Em relação ao "Cavaleiro Jorge", o que aconteceu foi o seguinte: nós távamos produzindo "O Arraial", que é um filme que ficou pronto em julho último, e távamos com outro contrato assinado com o Fumprorte e com a Finep. Na verdade eu cometi o erro tradicional de sub-orçar os filmes, pra pegar a grana que os caras dão. Então eu tava com este problema de estar com o filme pela metade e ter que terminar dentro de um prazo, e se não cumprisse com o prazo os caras iriam me processar, o que está acontecendo. Aí eu fiz uma manobra, que foi chamar o Maia, um cara que é meu sócio há dez anos, e a Flávia Seligman, que é uma produtora respeitada, é minha amiga e trabalha super bem, para que simultaneamente enquanto eu fizesse "O Arraial", eu transferisse a direção de "O Cavaleiro Jorge" pro Maia e a produção pra Flávia. A manobra a que eu me refiro é que eu, como Otto Desenhos Animados, não poderia entrar no concurso do estado em razão de estar com "O Arraial" em produção, pendurado. Então de fato uma manobra, uma história eticamente discutível, mas a nossa intenção - e de bem intencionados o inferno tá cheio - era produzir o filme num prazo onde não houvessem conseqüências desastrosas. E a partir daí foi um julgamento e uma condenação pública. Houve uma denúncia da APTC para o Governo do Estado onde eu estaria tentando dar um golpe. Logo eu, que sempre coloquei dinheiro meu e da minha família em cinema, tanto que não tenho nenhum bem, tudo que tenho é alugado. Tô há 20 anos no mercado e, de repente, passo a ser tratado como ladrão. Então, é uma coisa que... sei lá, se eu não tivesse trabalhando com estes caras há anos, eu até compreenderia eles estarem achando que eu estou tentando dar um golpe. Mas o que eu poderia fazer? Pegar o dinheiro e fugir pra Cuba, pra Indonésia.

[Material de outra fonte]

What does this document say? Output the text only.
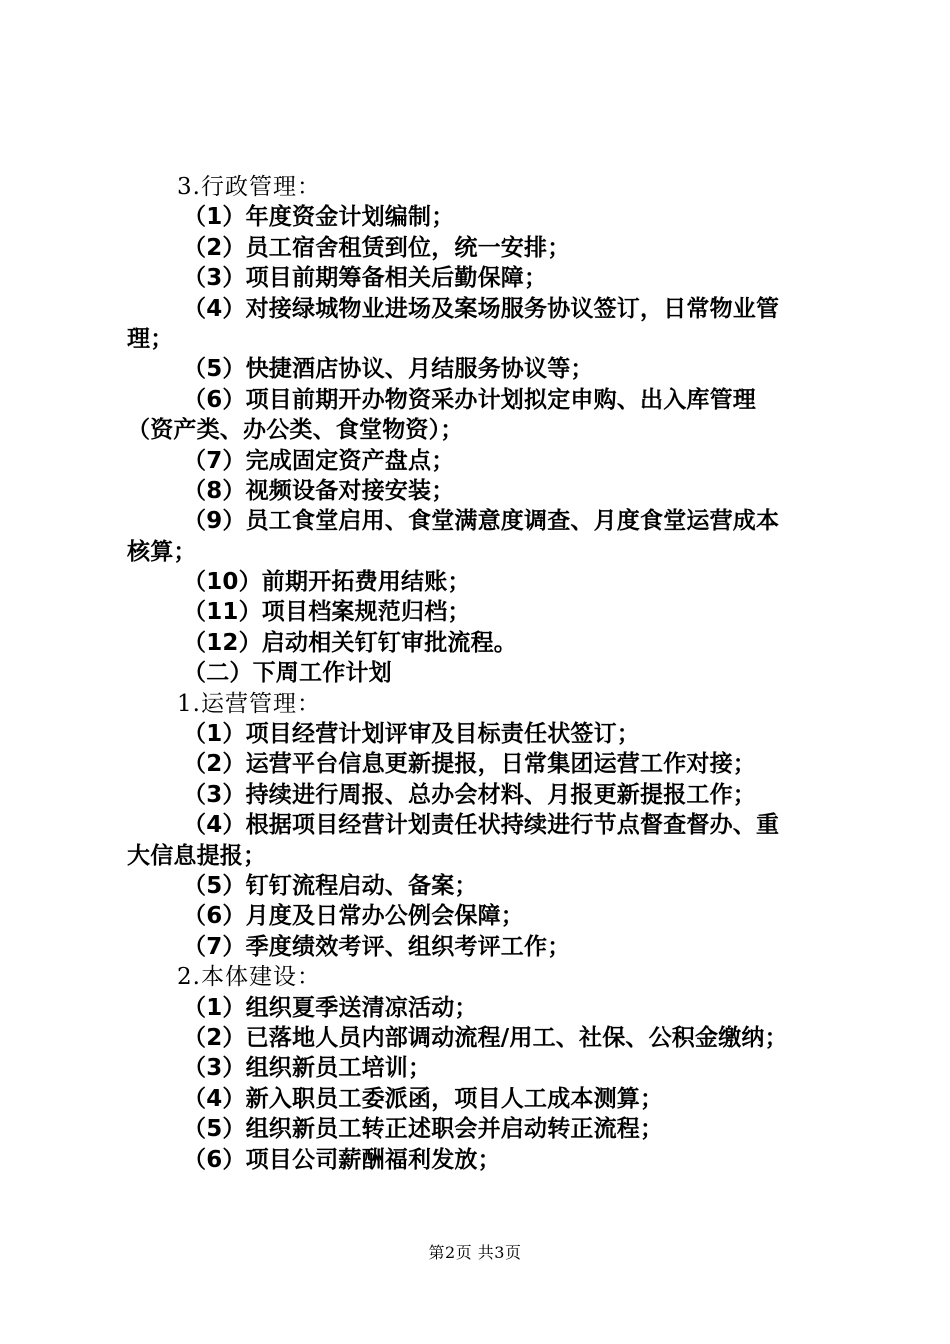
3.行政管理：
（1）年度资金计划编制；
（2）员工宿舍租赁到位，统一安排；
（3）项目前期筹备相关后勤保障；
（4）对接绿城物业进场及案场服务协议签订，日常物业管
理；
（5）快捷酒店协议、月结服务协议等；
（6）项目前期开办物资采办计划拟定申购、出入库管理
（资产类、办公类、食堂物资）；
（7）完成固定资产盘点；
（8）视频设备对接安装；
（9）员工食堂启用、食堂满意度调查、月度食堂运营成本
核算；
（10）前期开拓费用结账；
（11）项目档案规范归档；
（12）启动相关钉钉审批流程。
（二）下周工作计划
1.运营管理：
（1）项目经营计划评审及目标责任状签订；
（2）运营平台信息更新提报，日常集团运营工作对接；
（3）持续进行周报、总办会材料、月报更新提报工作；
（4）根据项目经营计划责任状持续进行节点督查督办、重
大信息提报；
（5）钉钉流程启动、备案；
（6）月度及日常办公例会保障；
（7）季度绩效考评、组织考评工作；
2.本体建设：
（1）组织夏季送清凉活动；
（2）已落地人员内部调动流程/用工、社保、公积金缴纳；
（3）组织新员工培训；
（4）新入职员工委派函，项目人工成本测算；
（5）组织新员工转正述职会并启动转正流程；
（6）项目公司薪酬福利发放；
第2页 共3页
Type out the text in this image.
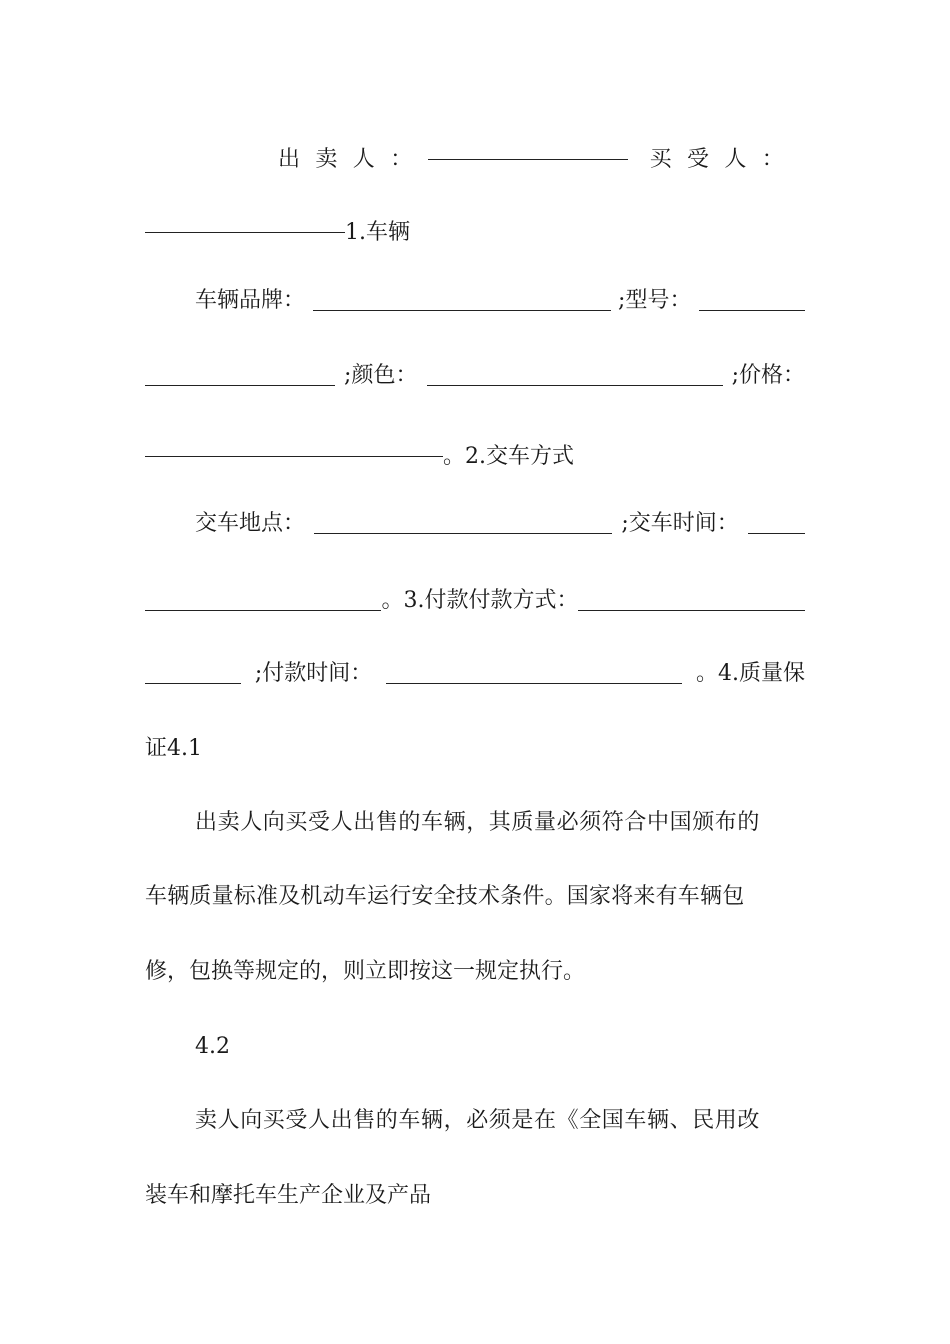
出卖人：	买受人：
1.车辆
车辆品牌：	;型号：
;颜色：	;价格：
。2.交车方式
交车地点：	;交车时间：
。3.付款付款方式：
;付款时间：	。4.质量保
证4.1
出卖人向买受人出售的车辆，其质量必须符合中国颁布的
车辆质量标准及机动车运行安全技术条件。国家将来有车辆包
修，包换等规定的，则立即按这一规定执行。
4.2
卖人向买受人出售的车辆，必须是在《全国车辆、民用改
装车和摩托车生产企业及产品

Mas algumas coisas boas também tão acontecendo: nós não tamos devendo pro Governo do Estado, eu saí da APTC - e deveria ter saído antes - e também desvinculei a minha história com a Casa de Cinema. E "O Cavaleiro Jorge" vai sair de uma forma ou de outra, apesar da APTC, apesar do Governo do Estado, apesar desta trouxisse toda. O filme vai sair!

ZANELLA: E o projeto de adaptar os quadrinhos do Angeli pra o cinema?

OTTO: Já faz um tempo que eu penso em adaptar o trabalho do Angeli para o cinema, apesar de que a Rê Bordosa já é uma personagem antiga, anos 80. Aí fui procurado por uns empresários portugueses e há uma boa chance da gente começar a produzir a partir de junho 80 episódios de 1 minuto com as tirinhas do Angeli. É uma coisa legal por um lado, e por outro é um puta risco que tá se assumindo, porque tu não pode furar em compromissos deste tipo. Tem que assinar o contrato e cumprir, e tem que ter qualidade e prazo, né?

ZANELLA: Como você vê o mercado de produtoras de cinema e tv em Porto Alegre?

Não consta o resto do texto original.